Als ich jung war, wünschte ich mir eine Million Dinge, hatte aber kein Geld, um sie zu kaufen.
Jetzt, wenn ich alt bin, habe ich mehr Geld, aber nur sehr wenige Dinge, die ich mir wünsche….
Es gab Wochen, in denen ich mich nach einem leuchtend gelben Hemd sehnte, das für Rs. 15 und jeden Tag, wenn ich am Laden vorbeikam, konnte ich ihn nur liebevoll betrachten, seufzen und weitermachen, da ich die Rs. 15 nicht hatte. 15 übrig.
Heute schlendere ich durch die gut sortierten Einkaufszentren Singapurs, mit genügend Rs. 15 Sekunden auf der Bank und trotzdem komme ich mit null Einkäufen davon.
Vielleicht haben sich die Gegenstände um mich herum verändert. Oder vielleicht hat sich mein Geschmack geändert. Oder vielleicht hat sich meine Einstellung geändert. Vielleicht habe ich das Interesse an weltlichen Dingen verloren. Oder bin ich vielleicht einfach tot?

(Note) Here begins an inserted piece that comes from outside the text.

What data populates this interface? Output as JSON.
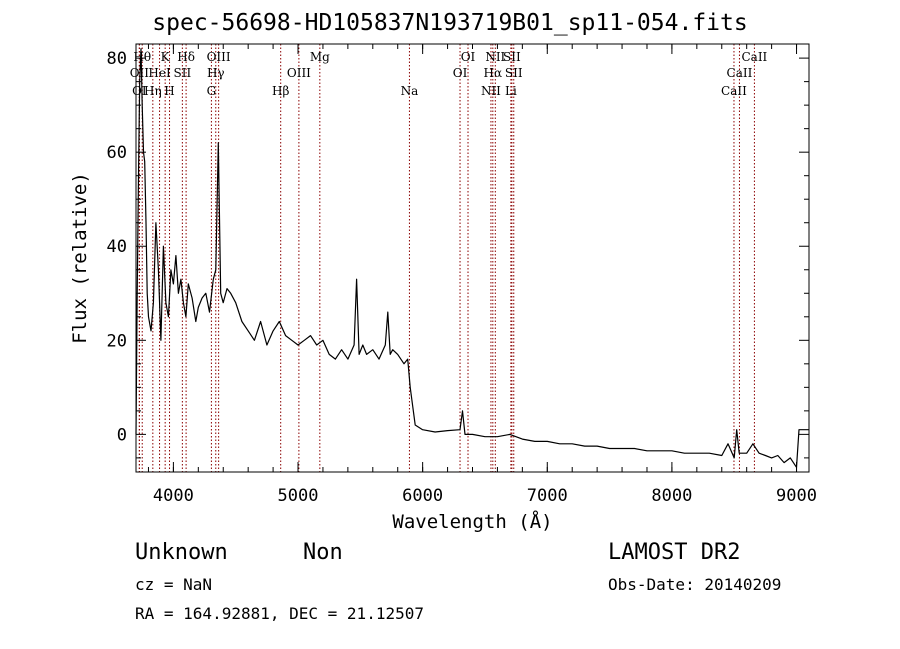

Denn wie ist es möglich, dass ein lebender Mensch kein Verlangen hat?
Und während ich dabei bin, davon überzeugt zu werden, dass ich auf einer höheren Ebene der Existenz angekommen bin, auf der ich die Kontrolle über meinen Geist erlangt habe, sehe ich plötzlich etwas, das mein Herz höher schlagen lässt …
und die Illusion meiner Entwicklung zu einem Weisen bricht zusammen.
Es scheint, ich lebe noch. Denn ich habe Wünsche!
Der Geist befindet sich jetzt in einem Zustand der Verfolgung … Ich kann nicht genug von den Bildern des Objekts bekommen … Ich kann es kaum erwarten, auf Antworten auf E-Mails zu antworten …. Ich kann es kaum erwarten, bis die andere Seite der Welt aufwacht…. Ich kann nicht schlafen … ich muss mehr wissen!
DAS ist Glück.
Die Langweile einer wunschlosen Existenz wurde durch die intensive Verlockung eines Objekts zerstreut!
Wer immer gesagt hat, dass materielle Dinge einen nicht glücklich machen können, hat die antike Kunst noch nicht für sich entdeckt!!
Die Herausforderung besteht nun darin, diese Sehnsucht ein wenig zu verlängern … zuzulassen, dass sie sich in eine Art „Nasha“ verwandelt.
Aber jetzt bin ich glücklich ….. genieße diesen Zustand der Sehnsucht.
Hier sind die Objekte meiner Begierde….
Objekte, die ich eines Tages in meinem Besitz haben kann, deren Seele ich jedoch niemals besitzen kann.


Mir fallen da die Songtexte ein:
„Jinke Sar Ho Ishq Ki Chhanv
„Paaon Ke Neeche Jaanat Hogi“
Wenn man sich über dem Kopf befindet, hat man den Schatten von „Ishq“ (nächste Übersetzung ist Romantik / Liebe / Leidenschaft), dann wandeln die Füße im Himmel.
Wie wunderbar ist es, sich Dinge zu wünschen!
jm
März 2018
Weitere Fotos dieses exquisiten antiken Textils finden Sie in der „Persönlichen Sammlung“ unter
Der Beitrag Materielle Freuden erschien zuerst auf Der Kunstblog von WOVENSOULS.COM.